The foundational premise of this article is that leadership is everyone’s business. Enhancing leadership capacity is not only developing executive leaders but leaders at all levels. Indeed, the settings of leadership are boundless. The first set of leaders to develop are those at the neophyte level. This level features management trainees, professional apprentices in all fields, interns, students and graduates of high school and university. The article proposes five ways to deliberately enhance the development of neophyte leaders: provide opportunities, offer challenges, conduct training, engage mentoring relationships, and give feedback.
The assumption that individuals are either too young or unprepared for leadership is misleading and it delays opportunities for neophytes until later in their careers. In practice, people, can exhibit leadership ability even when they are less than ten. Students are called upon to lead and appointed to leadership positions. However, organisations need to provide opportunities to neophytes to exhibit and enhance leadership capacity.
It is a disadvantage to wait until employees reach their mid-thirties or forties to commence leadership development. Instead, leadership opportunities should be built into job roles alongside trainee development planning. Induction programs tend to be mostly functional and technical with limited content relating to leadership development. A change of format and philosophy is required to put the neophytes on an early leadership trail.
Opportunities alone are not sufficient because they can be restricted by routine. Challenges should also be installed in the development of neophyte leaders. Short term redeployments, role switches, ad-hoc projects, shadowing of other employees and relief assignments represent a selection of methods for adding challenges to the work of neophyte leaders. For the millennial generation in organizations, challenges are critical not just for leadership development but for employee engagement and retention.
One of my nieces is in her probation year at one of the global technology companies. When an opportunity emerged to lead a team after the exit of a more senior person, she boldly applied to take up the role. She was interviewed along with several other candidates and although she was not offered the position, it exemplifies the thinking frame of employees in the twenty-something age group. This group is more mobile and restless than previous generations and they invite organizational responses of designing appropriate challenges.

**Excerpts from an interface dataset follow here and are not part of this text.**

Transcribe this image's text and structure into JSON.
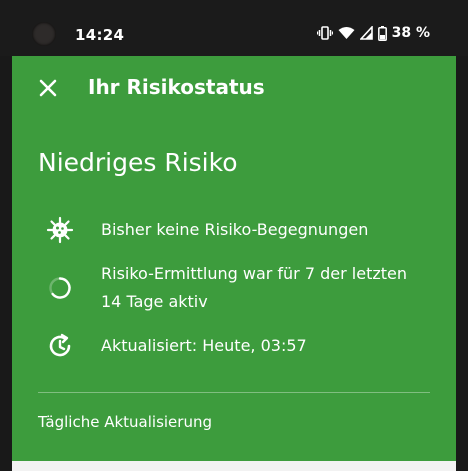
{
  "status_bar": {
    "time": "14:24",
    "battery_percent": "38 %",
    "icons": [
      "vibrate-icon",
      "wifi-icon",
      "signal-icon",
      "battery-icon"
    ]
  },
  "header": {
    "title": "Ihr Risikostatus",
    "close_icon": "close-icon"
  },
  "risk": {
    "level_title": "Niedriges Risiko",
    "items": [
      {
        "icon": "virus-icon",
        "text": "Bisher keine Risiko-Begegnungen"
      },
      {
        "icon": "progress-circle-icon",
        "text": "Risiko-Ermittlung war für 7 der letzten 14 Tage aktiv"
      },
      {
        "icon": "clock-refresh-icon",
        "text": "Aktualisiert: Heute, 03:57"
      }
    ]
  },
  "footer": {
    "daily_update_label": "Tägliche Aktualisierung"
  },
  "colors": {
    "card_green": "#3d9c3d",
    "status_bar_bg": "#1b1b1b",
    "text": "#ffffff"
  }
}
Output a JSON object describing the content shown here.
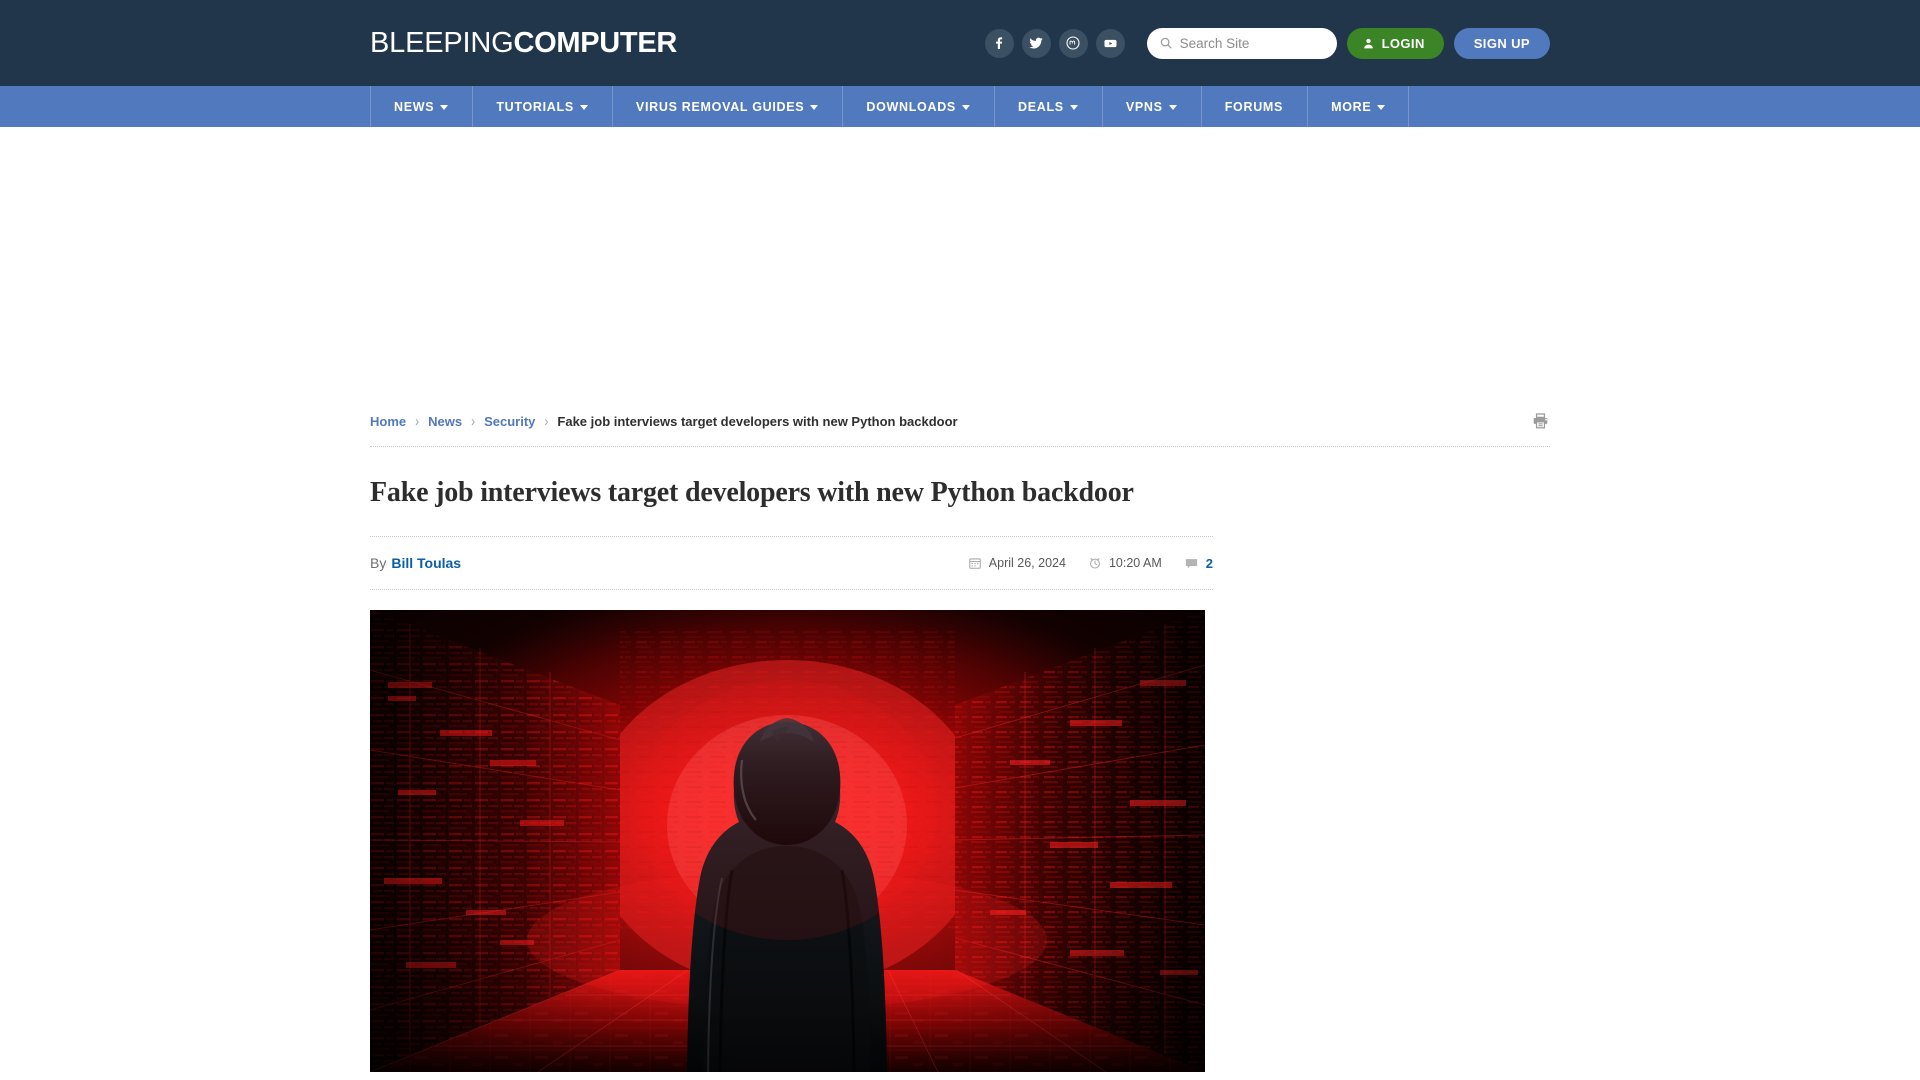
{
  "header": {
    "logo_light": "BLEEPING",
    "logo_bold": "COMPUTER",
    "social": [
      {
        "name": "facebook-icon",
        "label": "Facebook"
      },
      {
        "name": "twitter-icon",
        "label": "Twitter"
      },
      {
        "name": "mastodon-icon",
        "label": "Mastodon"
      },
      {
        "name": "youtube-icon",
        "label": "YouTube"
      }
    ],
    "search": {
      "placeholder": "Search Site",
      "value": "",
      "icon": "search-icon"
    },
    "login_label": "LOGIN",
    "signup_label": "SIGN UP",
    "colors": {
      "header_bg": "#21364b",
      "nav_bg": "#5179bd",
      "login_green": "#3c8527",
      "signup_blue": "#5179bd"
    }
  },
  "nav": {
    "items": [
      {
        "label": "NEWS",
        "has_caret": true
      },
      {
        "label": "TUTORIALS",
        "has_caret": true
      },
      {
        "label": "VIRUS REMOVAL GUIDES",
        "has_caret": true
      },
      {
        "label": "DOWNLOADS",
        "has_caret": true
      },
      {
        "label": "DEALS",
        "has_caret": true
      },
      {
        "label": "VPNS",
        "has_caret": true
      },
      {
        "label": "FORUMS",
        "has_caret": false
      },
      {
        "label": "MORE",
        "has_caret": true
      }
    ]
  },
  "breadcrumb": {
    "items": [
      {
        "label": "Home",
        "current": false
      },
      {
        "label": "News",
        "current": false
      },
      {
        "label": "Security",
        "current": false
      },
      {
        "label": "Fake job interviews target developers with new Python backdoor",
        "current": true
      }
    ],
    "separator": "›",
    "print_icon": "printer-icon"
  },
  "article": {
    "title": "Fake job interviews target developers with new Python backdoor",
    "by_label": "By",
    "author": "Bill Toulas",
    "date": "April 26, 2024",
    "time": "10:20 AM",
    "comment_count": "2",
    "icons": {
      "date": "calendar-icon",
      "time": "alarm-clock-icon",
      "comments": "comment-bubble-icon"
    },
    "hero_image_alt": "Hooded figure silhouette standing in a red digital data corridor"
  }
}
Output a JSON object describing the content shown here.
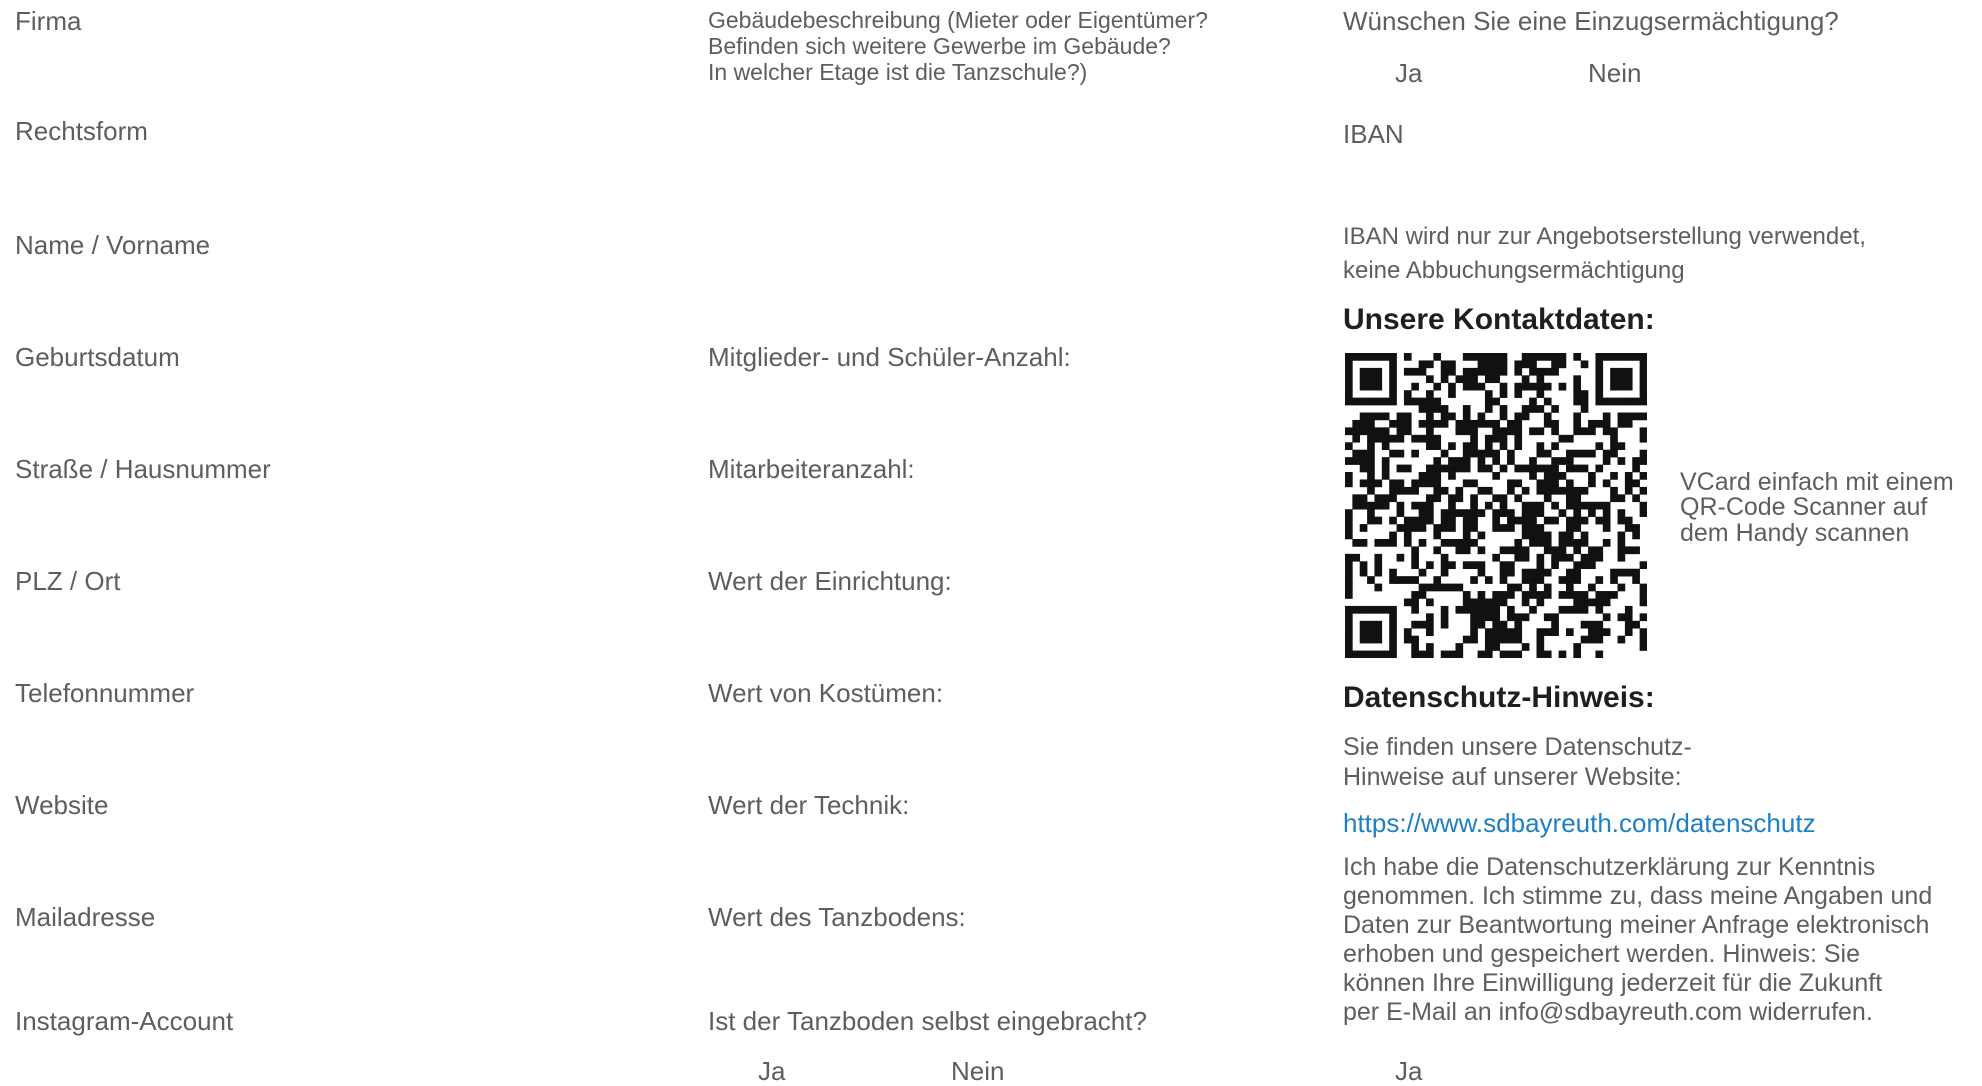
{
  "left_column": {
    "fields": [
      "Firma",
      "Rechtsform",
      "Name / Vorname",
      "Geburtsdatum",
      "Straße / Hausnummer",
      "PLZ / Ort",
      "Telefonnummer",
      "Website",
      "Mailadresse",
      "Instagram-Account"
    ]
  },
  "middle_column": {
    "building_description_lines": [
      "Gebäudebeschreibung (Mieter oder Eigentümer?",
      "Befinden sich weitere Gewerbe im Gebäude?",
      "In welcher Etage ist die Tanzschule?)"
    ],
    "fields": [
      "Mitglieder- und Schüler-Anzahl:",
      "Mitarbeiteranzahl:",
      "Wert der Einrichtung:",
      "Wert von Kostümen:",
      "Wert der Technik:",
      "Wert des Tanzbodens:",
      "Ist der Tanzboden selbst eingebracht?"
    ],
    "tanzboden_options": {
      "yes": "Ja",
      "no": "Nein"
    }
  },
  "right_column": {
    "direct_debit_question": "Wünschen Sie eine Einzugsermächtigung?",
    "direct_debit_options": {
      "yes": "Ja",
      "no": "Nein"
    },
    "iban_label": "IBAN",
    "iban_note_lines": [
      "IBAN wird nur zur Angebotserstellung verwendet,",
      "keine Abbuchungsermächtigung"
    ],
    "contact_heading": "Unsere Kontaktdaten:",
    "vcard_hint_lines": [
      "VCard einfach mit einem",
      "QR-Code Scanner auf",
      "dem Handy scannen"
    ],
    "privacy_heading": "Datenschutz-Hinweis:",
    "privacy_intro_lines": [
      "Sie finden unsere Datenschutz-",
      "Hinweise auf unserer Website:"
    ],
    "privacy_link": "https://www.sdbayreuth.com/datenschutz",
    "consent_lines": [
      "Ich habe die Datenschutzerklärung zur Kenntnis",
      "genommen. Ich stimme zu, dass meine Angaben und",
      "Daten zur Beantwortung meiner Anfrage elektronisch",
      "erhoben und gespeichert werden. Hinweis: Sie",
      "können Ihre Einwilligung jederzeit für die Zukunft",
      "per E-Mail an info@sdbayreuth.com widerrufen."
    ],
    "consent_option": "Ja"
  },
  "colors": {
    "text": "#5e5e5e",
    "heading": "#1f1f1f",
    "link": "#1e7fc2"
  }
}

Deliver leadership training
Based on my professional and organizational observations, the leadership development budgets and programmes of many companies are skewed towards senior and executive levels. Functional and technical training is placed in budgets for younger employees while leadership is reserved for more senior people in the hierarchy. In reality, depending on organizational structure and industry, employees are often deployed to lead teams long before they get to middle management level.
For instance, in professional services, financial institutions and consumer products, three years of experience could find an individual leading a small team of associates or sales agents. Yet, such individuals are not normally viewed as requiring leadership training because of the skewed planning previously referred to. To enhance the overall capacity of leadership, neophytes should be prepared for leadership shortly after they get into organizations. It is not beneficial to be reactive about developing leaders and expect them to be proactive in their daily conduct.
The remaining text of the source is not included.